Expressing emotions effectively also depends on using our nonverbal expressions more intentionally. Our posture, tonality, facial expression, gestures, the volume and rhythm of our voice, and other nonverbals communicate over 90 percent of the messages we send. Words account for only about 7 percent. Because our nonverbal communication is predominantly unconscious, we may unintentionally communicate our own fear, anger, or judgment in ways that make us less influential instead of more effectively engaging the attention and cooperation of those around us.

CARE TO EXPRESS

image When something matters to your clients, suggest they express it with respect rather than stuffing the emotions. Suggest that they:

  • Notice how they are feeling and why and silently tell themselves.
  • Take a deep breath and become calm.
  • Tell others “I feel ___________ because ___________.”
  • For a stretch goal, they can then reciprocate and explore how the others involved are feeling and why.

TRANSFORMATIONAL BENEFITS

Desire, fear, anger, and altruism are the four main types of motivations available to us as humans. They are what move us to action. We move toward what we desire in order to get it; we move away from what we fear or dislike; we move against the objects, policies, and people who obstruct us from obtaining what we desire. When we are motivated by our altruistic emotions, we move toward the people and situations that we care about in order to give the emotional and physical resources we have and wish to share with others. Understanding the relationship between emotions and motivation can help us read others more accurately and send more intentional messages that are more easily understood.

image STAR PERFORMER

Although any number of poets could easily have been chosen as star performers in expressing emotion, we chose T.S. Eliot for his eloquent use of emotional expression to communicate vast insight about life’s most subtle mysteries through mere words. His artistry in stringing their cognitive, practical, rational meanings together in ways that reveal far more than words were ever commissioned to do is breathtaking. But as he himself ranted in East Coker from the Four Quartets (1943/1971) it is never easy.

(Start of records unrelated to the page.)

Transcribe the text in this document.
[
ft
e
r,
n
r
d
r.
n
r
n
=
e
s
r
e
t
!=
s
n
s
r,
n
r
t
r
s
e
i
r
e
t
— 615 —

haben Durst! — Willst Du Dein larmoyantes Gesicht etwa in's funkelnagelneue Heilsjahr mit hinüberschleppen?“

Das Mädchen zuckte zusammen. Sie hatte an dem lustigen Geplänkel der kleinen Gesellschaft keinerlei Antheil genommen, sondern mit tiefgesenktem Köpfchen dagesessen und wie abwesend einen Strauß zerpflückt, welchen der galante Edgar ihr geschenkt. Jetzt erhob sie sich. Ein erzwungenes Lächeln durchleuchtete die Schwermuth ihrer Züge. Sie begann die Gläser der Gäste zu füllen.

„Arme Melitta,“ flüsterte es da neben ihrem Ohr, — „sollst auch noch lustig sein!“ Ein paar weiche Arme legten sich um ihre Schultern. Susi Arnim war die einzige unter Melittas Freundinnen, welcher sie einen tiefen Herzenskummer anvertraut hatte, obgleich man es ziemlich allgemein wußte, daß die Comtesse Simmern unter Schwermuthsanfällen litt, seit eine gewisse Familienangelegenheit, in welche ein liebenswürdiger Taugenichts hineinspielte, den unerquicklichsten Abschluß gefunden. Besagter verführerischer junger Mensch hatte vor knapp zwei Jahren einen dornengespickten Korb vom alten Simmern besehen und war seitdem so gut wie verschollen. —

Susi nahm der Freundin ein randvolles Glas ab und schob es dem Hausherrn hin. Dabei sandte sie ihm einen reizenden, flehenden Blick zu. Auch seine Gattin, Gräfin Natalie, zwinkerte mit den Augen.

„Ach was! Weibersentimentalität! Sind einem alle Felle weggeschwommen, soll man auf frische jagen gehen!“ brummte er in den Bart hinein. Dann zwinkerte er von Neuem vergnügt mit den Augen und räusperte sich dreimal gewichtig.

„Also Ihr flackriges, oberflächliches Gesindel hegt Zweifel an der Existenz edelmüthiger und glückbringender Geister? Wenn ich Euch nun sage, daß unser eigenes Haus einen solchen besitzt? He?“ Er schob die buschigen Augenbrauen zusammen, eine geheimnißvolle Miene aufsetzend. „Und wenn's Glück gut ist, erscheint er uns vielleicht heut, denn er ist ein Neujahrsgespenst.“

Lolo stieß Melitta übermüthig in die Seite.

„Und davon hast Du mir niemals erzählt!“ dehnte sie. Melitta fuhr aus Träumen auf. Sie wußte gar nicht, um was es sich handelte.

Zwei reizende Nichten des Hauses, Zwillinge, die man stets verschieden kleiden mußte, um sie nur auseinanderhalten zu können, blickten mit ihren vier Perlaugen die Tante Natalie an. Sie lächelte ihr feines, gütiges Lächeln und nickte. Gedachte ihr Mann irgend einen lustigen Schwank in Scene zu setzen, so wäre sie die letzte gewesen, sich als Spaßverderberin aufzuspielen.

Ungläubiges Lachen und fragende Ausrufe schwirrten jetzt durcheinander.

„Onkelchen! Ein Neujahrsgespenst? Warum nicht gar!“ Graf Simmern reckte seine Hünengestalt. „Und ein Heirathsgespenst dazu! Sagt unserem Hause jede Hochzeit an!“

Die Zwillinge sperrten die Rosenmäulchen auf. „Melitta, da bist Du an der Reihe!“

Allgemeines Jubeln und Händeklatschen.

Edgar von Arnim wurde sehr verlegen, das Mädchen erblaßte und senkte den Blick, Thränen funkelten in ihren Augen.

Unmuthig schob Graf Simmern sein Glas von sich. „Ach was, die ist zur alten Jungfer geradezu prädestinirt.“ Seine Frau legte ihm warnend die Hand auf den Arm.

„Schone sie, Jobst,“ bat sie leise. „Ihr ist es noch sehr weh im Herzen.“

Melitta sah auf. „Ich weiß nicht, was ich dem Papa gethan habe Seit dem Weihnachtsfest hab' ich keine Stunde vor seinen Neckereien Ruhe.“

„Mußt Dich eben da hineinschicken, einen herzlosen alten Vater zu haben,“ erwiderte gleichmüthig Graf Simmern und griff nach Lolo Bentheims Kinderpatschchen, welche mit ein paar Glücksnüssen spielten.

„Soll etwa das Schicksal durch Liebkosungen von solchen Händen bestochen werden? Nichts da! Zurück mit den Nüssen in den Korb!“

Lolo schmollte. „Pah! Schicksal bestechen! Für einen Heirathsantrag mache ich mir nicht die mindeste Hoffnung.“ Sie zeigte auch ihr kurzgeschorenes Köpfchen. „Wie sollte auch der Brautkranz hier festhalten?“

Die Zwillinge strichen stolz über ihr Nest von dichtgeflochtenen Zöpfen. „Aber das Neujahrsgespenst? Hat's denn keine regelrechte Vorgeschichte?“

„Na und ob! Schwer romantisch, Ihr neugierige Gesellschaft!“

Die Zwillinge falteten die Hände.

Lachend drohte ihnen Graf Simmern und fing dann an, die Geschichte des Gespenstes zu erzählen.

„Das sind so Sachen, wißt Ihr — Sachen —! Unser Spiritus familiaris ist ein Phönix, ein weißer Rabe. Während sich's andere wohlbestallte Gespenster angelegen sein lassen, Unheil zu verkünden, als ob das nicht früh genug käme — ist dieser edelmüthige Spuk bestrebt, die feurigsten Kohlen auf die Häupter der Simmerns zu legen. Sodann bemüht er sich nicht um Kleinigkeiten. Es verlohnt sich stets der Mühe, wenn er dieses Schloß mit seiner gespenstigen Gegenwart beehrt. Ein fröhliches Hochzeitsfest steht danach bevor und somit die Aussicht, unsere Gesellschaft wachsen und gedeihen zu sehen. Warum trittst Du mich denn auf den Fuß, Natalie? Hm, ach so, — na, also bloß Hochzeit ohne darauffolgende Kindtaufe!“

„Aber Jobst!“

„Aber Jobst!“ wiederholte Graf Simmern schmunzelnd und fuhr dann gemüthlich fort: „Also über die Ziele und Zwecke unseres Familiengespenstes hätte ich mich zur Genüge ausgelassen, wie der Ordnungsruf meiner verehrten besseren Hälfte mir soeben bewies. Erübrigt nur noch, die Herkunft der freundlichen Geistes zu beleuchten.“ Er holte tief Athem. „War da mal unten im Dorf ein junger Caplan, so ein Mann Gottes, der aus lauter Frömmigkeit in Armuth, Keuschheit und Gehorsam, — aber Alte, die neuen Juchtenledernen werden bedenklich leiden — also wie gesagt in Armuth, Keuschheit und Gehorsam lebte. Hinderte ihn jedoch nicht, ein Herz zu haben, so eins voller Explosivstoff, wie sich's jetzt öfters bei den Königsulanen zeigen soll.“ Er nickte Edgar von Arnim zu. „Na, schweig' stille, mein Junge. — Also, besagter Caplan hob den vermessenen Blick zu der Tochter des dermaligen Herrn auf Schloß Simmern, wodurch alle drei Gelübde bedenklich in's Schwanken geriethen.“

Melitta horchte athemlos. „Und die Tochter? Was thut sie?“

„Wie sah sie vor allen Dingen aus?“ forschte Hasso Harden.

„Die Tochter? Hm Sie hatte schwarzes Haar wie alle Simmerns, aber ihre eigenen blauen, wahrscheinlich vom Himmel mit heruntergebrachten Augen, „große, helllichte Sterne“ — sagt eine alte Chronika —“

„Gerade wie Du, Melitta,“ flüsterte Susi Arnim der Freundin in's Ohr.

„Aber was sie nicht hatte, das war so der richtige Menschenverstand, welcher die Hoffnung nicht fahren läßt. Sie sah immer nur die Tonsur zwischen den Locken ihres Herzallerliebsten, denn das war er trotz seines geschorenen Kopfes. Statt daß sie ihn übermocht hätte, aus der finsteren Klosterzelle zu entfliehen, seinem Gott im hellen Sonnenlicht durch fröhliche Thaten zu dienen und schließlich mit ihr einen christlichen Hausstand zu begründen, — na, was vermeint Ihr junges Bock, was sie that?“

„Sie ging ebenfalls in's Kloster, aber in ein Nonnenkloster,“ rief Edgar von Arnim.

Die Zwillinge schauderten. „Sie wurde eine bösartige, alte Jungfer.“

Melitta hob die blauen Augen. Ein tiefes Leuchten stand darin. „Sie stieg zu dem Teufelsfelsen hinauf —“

But in addition to that patience and determined perseverance, he also knew how to apply the most rigorous self-discipline, also called impulse control in the language of emotional intelligence. Later, from East Coker he writes of the need to wait without hope or love as they would be for the wrong thing, but rather to have faith “so the darkness shall be the light, and the stillness the dancing.”

image REEL PERFORMER

Movies show lives of other people that we get to try on if we are brave enough to do so. They give us a front row seat on how others weave fate, relationships, choices, and consequences into the most successful and meaningful lives they can create. We get to peer into them in a voyeuristic manner that is impossible in “real life.” Often, it is just sensational, but in Jack Goes Boating, it is as healing as it is encouraging and instructive. This is a brilliant fear-defying smorgasbord of lessons in emotional expressiveness. In it, two sensitive adults who deeply long to connect, to know and be known, to love and be loved by another give it their very best shot—even though they have almost none of the skills necessary to do so.

Jack (Philip Seymour Hoffman) and Connie (Amy Ryan) are both the kind of introverts who make us wonder how such socially unskillful people could ever manage to live, let alone stake claim to space on life’s canvas and slowly begin filling it with beauty until the boundaries are pushed back to reveal robust and heroic lives. Although awkward and clumsy and plagued with bad timing, they are refreshingly faithful to that fragile spark of love that might, on a very long shot, flame up for them. And in being faithful, they provide critical lessons in courage and honesty to the couple who introduced them and whose own relationship is being torn apart by the unskillful choices that they have made and left uncorrected. No one who is brave enough to love life can watch this without learning a great deal about the most intimate nuances of emotional expressiveness.